Abstract

Despina Stratigakos’ engaging new book, A Women's Berlin: Building the Modern City, recovers a largely unknown history of the German capital city at the end of the nineteenth and beginning of the twentieth centuries. By ‘Women's Berlin’ Stratigakis means physical sites for not only women but also societies, charities and other associations founded to promote women's agency. Her story spans the early years of the women's movement worldwide, when women were gaining suffrage, access to universities and the workplace. The book is not only an architectural history but also a social, economic and class history.
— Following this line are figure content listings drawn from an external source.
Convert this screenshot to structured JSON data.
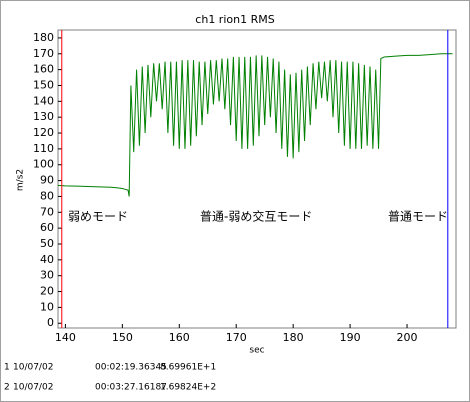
{
  "chart_data": {
    "type": "line",
    "title": "ch1 rion1 RMS",
    "x_label": "sec",
    "y_label": "m/s2",
    "color": "#008000",
    "xlim": [
      138.7,
      208.6
    ],
    "xticks": [
      140,
      150,
      160,
      170,
      180,
      190,
      200
    ],
    "ylim": [
      -3,
      185
    ],
    "yticks": [
      0,
      10,
      20,
      30,
      40,
      50,
      60,
      70,
      80,
      90,
      100,
      110,
      120,
      130,
      140,
      150,
      160,
      170,
      180
    ],
    "x": [
      138.7,
      140,
      142,
      144,
      146,
      148,
      149,
      150,
      150.5,
      151,
      151.2,
      151.5,
      152,
      152.5,
      153,
      153.5,
      154,
      154.5,
      155,
      155.5,
      156,
      156.5,
      157,
      157.5,
      158,
      158.5,
      159,
      159.5,
      160,
      160.5,
      161,
      161.5,
      162,
      162.5,
      163,
      163.5,
      164,
      164.5,
      165,
      165.5,
      166,
      166.5,
      167,
      167.5,
      168,
      168.5,
      169,
      169.5,
      170,
      170.5,
      171,
      171.5,
      172,
      172.5,
      173,
      173.5,
      174,
      174.5,
      175,
      175.5,
      176,
      176.5,
      177,
      177.5,
      178,
      178.5,
      179,
      179.5,
      180,
      180.5,
      181,
      181.5,
      182,
      182.5,
      183,
      183.5,
      184,
      184.5,
      185,
      185.5,
      186,
      186.5,
      187,
      187.5,
      188,
      188.5,
      189,
      189.5,
      190,
      190.5,
      191,
      191.5,
      192,
      192.5,
      193,
      193.5,
      194,
      194.5,
      195,
      195.4,
      196,
      198,
      200,
      202,
      204,
      206,
      208
    ],
    "values": [
      87,
      86.7,
      86.5,
      86.3,
      86,
      85.8,
      85.5,
      85,
      84.5,
      84,
      80,
      150,
      108,
      160,
      112,
      162,
      120,
      163,
      130,
      164,
      140,
      164,
      135,
      165,
      120,
      165,
      112,
      165,
      110,
      166,
      110,
      166,
      112,
      166,
      118,
      165,
      125,
      165,
      132,
      166,
      138,
      166,
      140,
      167,
      135,
      167,
      125,
      168,
      115,
      168,
      110,
      168,
      110,
      168,
      112,
      169,
      118,
      169,
      125,
      168,
      130,
      167,
      120,
      165,
      110,
      160,
      105,
      157,
      104,
      158,
      108,
      160,
      115,
      162,
      125,
      164,
      135,
      165,
      142,
      165,
      140,
      166,
      130,
      166,
      120,
      165,
      112,
      165,
      110,
      165,
      110,
      164,
      110,
      163,
      112,
      162,
      110,
      160,
      110,
      167,
      168,
      168.5,
      169,
      169,
      169.5,
      170,
      170
    ],
    "annotations": [
      "弱めモード",
      "普通-弱め交互モード",
      "普通モード"
    ],
    "cursors": [
      {
        "label": "1",
        "date": "10/07/02",
        "time": "00:02:19.36345",
        "x": 139.36345,
        "value": {
          "value": 86.9961,
          "label": "8.69961E+1"
        },
        "color": "#ff0000"
      },
      {
        "label": "2",
        "date": "10/07/02",
        "time": "00:03:27.16187",
        "x": 207.16187,
        "value": {
          "value": 169.824,
          "label": "1.69824E+2"
        },
        "color": "#0000ff"
      }
    ]
  }
}
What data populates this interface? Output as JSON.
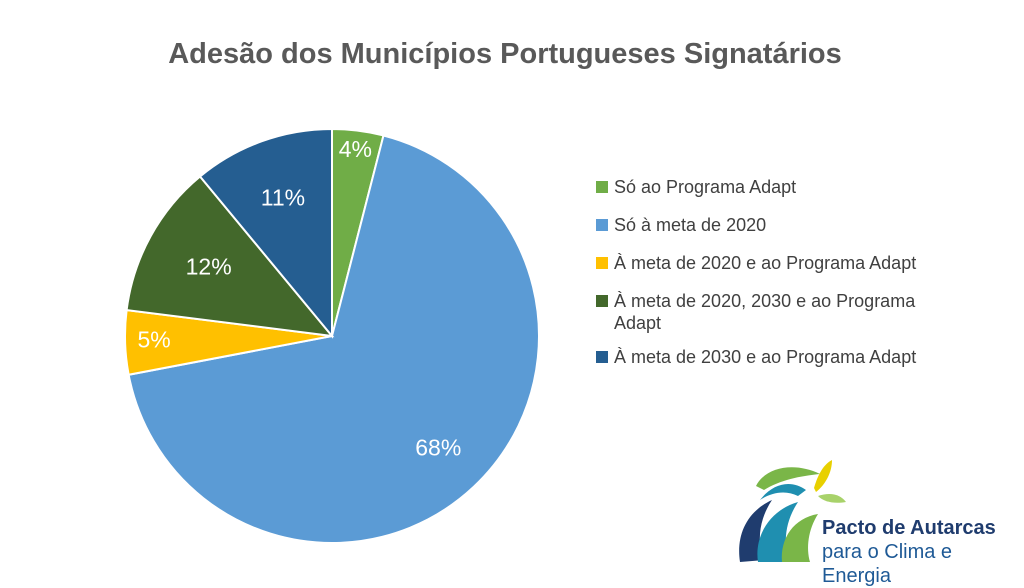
{
  "title": "Adesão dos Municípios Portugueses Signatários",
  "chart_data": {
    "type": "pie",
    "title": "Adesão dos Municípios Portugueses Signatários",
    "start_angle_deg": 0,
    "direction": "clockwise",
    "legend_position": "right",
    "slices": [
      {
        "name": "Só ao Programa Adapt",
        "value": 4,
        "label": "4%",
        "color": "#70ad47"
      },
      {
        "name": "Só à meta de 2020",
        "value": 68,
        "label": "68%",
        "color": "#5b9bd5"
      },
      {
        "name": "À meta de 2020 e ao Programa Adapt",
        "value": 5,
        "label": "5%",
        "color": "#ffc000"
      },
      {
        "name": "À meta de 2020, 2030 e ao Programa Adapt",
        "value": 12,
        "label": "12%",
        "color": "#43682b"
      },
      {
        "name": "À meta de 2030 e ao Programa Adapt",
        "value": 11,
        "label": "11%",
        "color": "#255e91"
      }
    ]
  },
  "logo": {
    "line1": "Pacto de Autarcas",
    "line2": "para o Clima e Energia"
  }
}
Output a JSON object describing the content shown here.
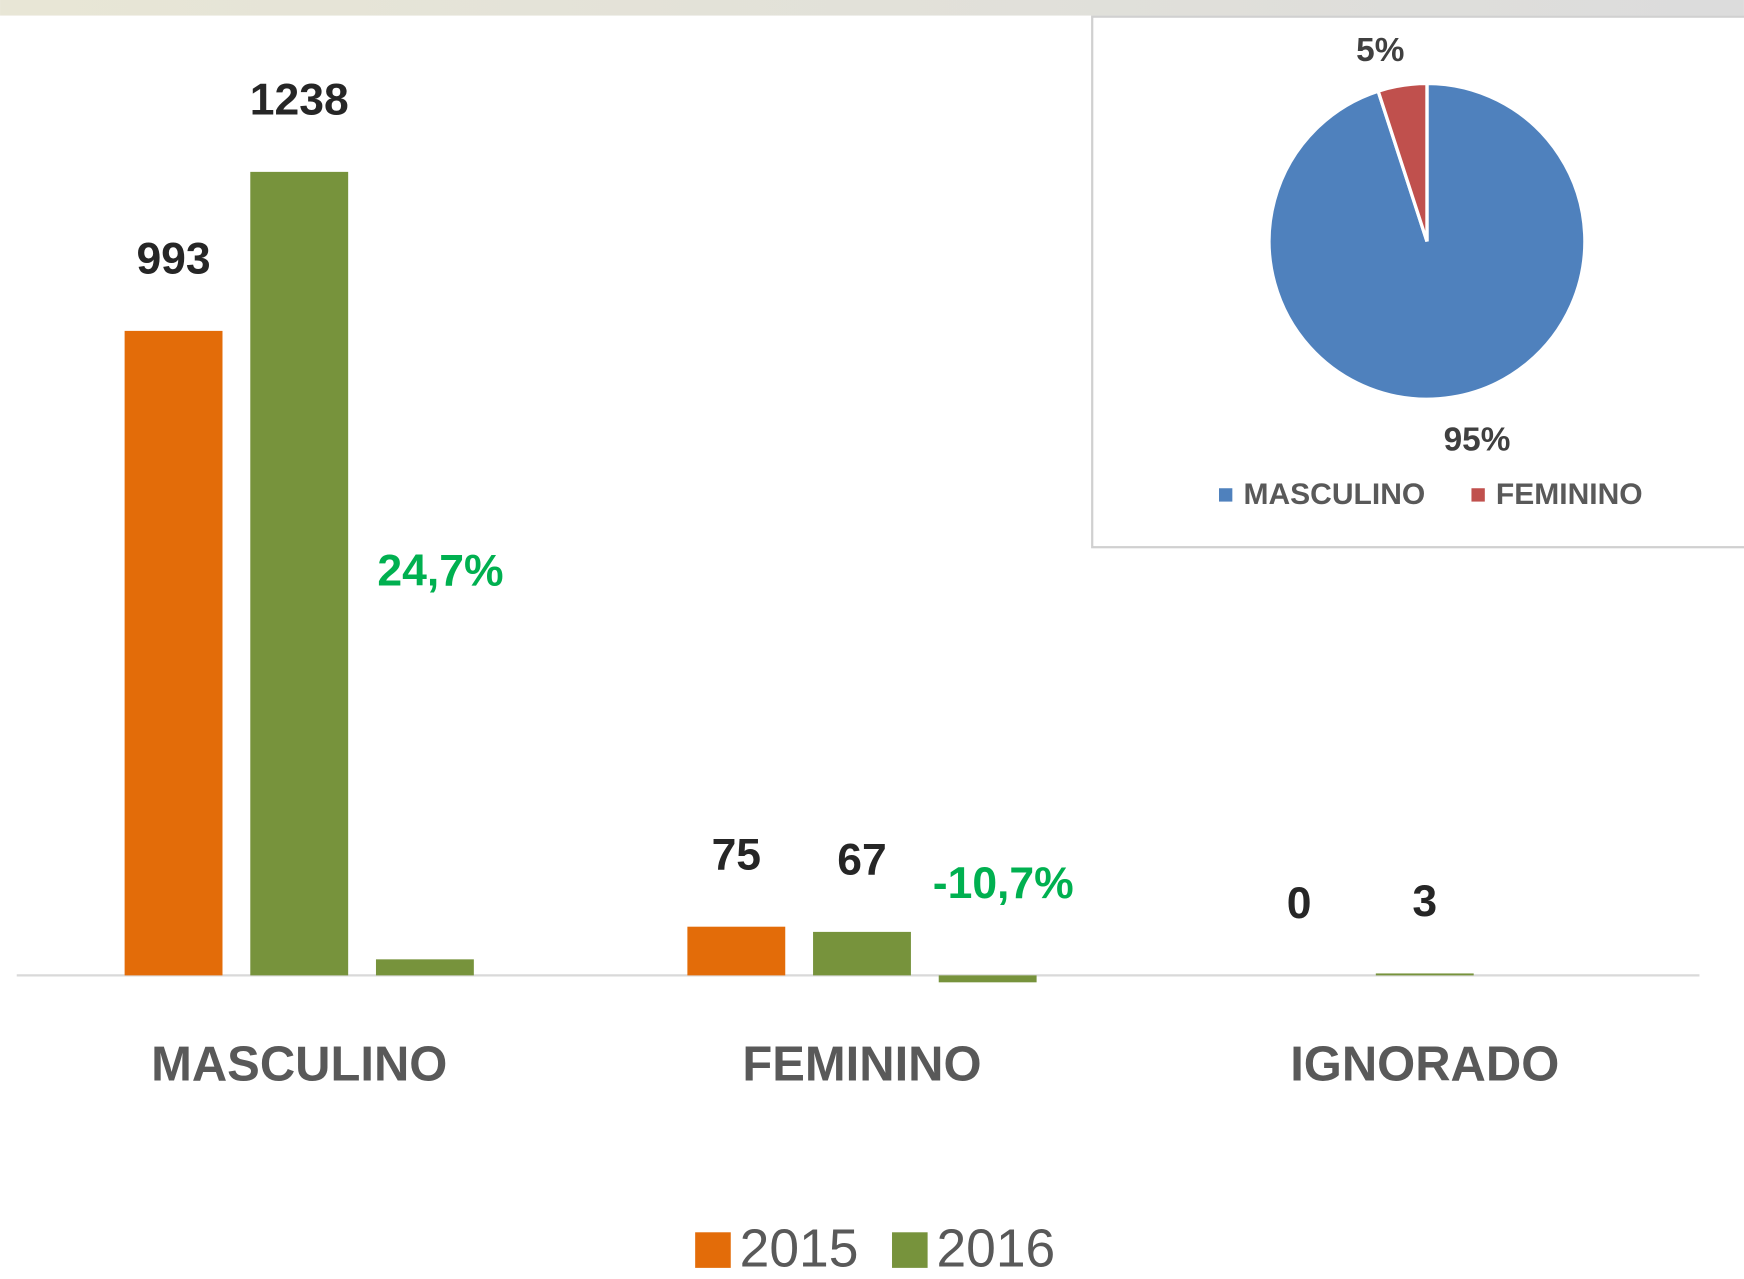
{
  "chart_data": [
    {
      "type": "bar",
      "categories": [
        "MASCULINO",
        "FEMININO",
        "IGNORADO"
      ],
      "series": [
        {
          "name": "2015",
          "color": "#e36c09",
          "values": [
            993,
            75,
            0
          ]
        },
        {
          "name": "2016",
          "color": "#77933c",
          "values": [
            1238,
            67,
            3
          ]
        },
        {
          "color": "#77933c",
          "label_color": "#00b050",
          "values": [
            24.7,
            -10.7,
            null
          ],
          "value_labels": [
            "24,7%",
            "-10,7%",
            null
          ]
        }
      ],
      "ylim": [
        -50,
        1400
      ],
      "legend": "bottom"
    },
    {
      "type": "pie",
      "categories": [
        "MASCULINO",
        "FEMININO"
      ],
      "values": [
        95,
        5
      ],
      "value_labels": [
        "95%",
        "5%"
      ],
      "colors": [
        "#4f81bd",
        "#c0504d"
      ],
      "legend": "bottom"
    }
  ]
}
In Germany, this is the period of the emergence of the Neue Frau or New Woman: a sophisticated, urban, modern woman who was self-sufficient and self-aware. Stratigakos’ work fits into a growing scholarly interest in the New Woman shown in such titles as Sonja Norhegger-Troppmair's Die Neue Frau der 20er Jahre am Beispiel Vicky Baum[The New Woman of the 1920s, the Example of Vicky Baum] (Broschiert, 2008); Antje Wischmann's Auf Probe Gestellt[In Rehearsal: the New Woman of the 1920s and 1930s in Sweden, Denmark and Germany] (Broschiert, 2006); and Shearer West and Marsha Meskimmon's Visions of the ‘Neue Frau’: Women and the Visual Arts in Weimar Germany (Scolar Press, 1995). But Stratigakos diverges from most contemporary studies by focusing on the contributions the new women made to the physical and institutional make-up of the city.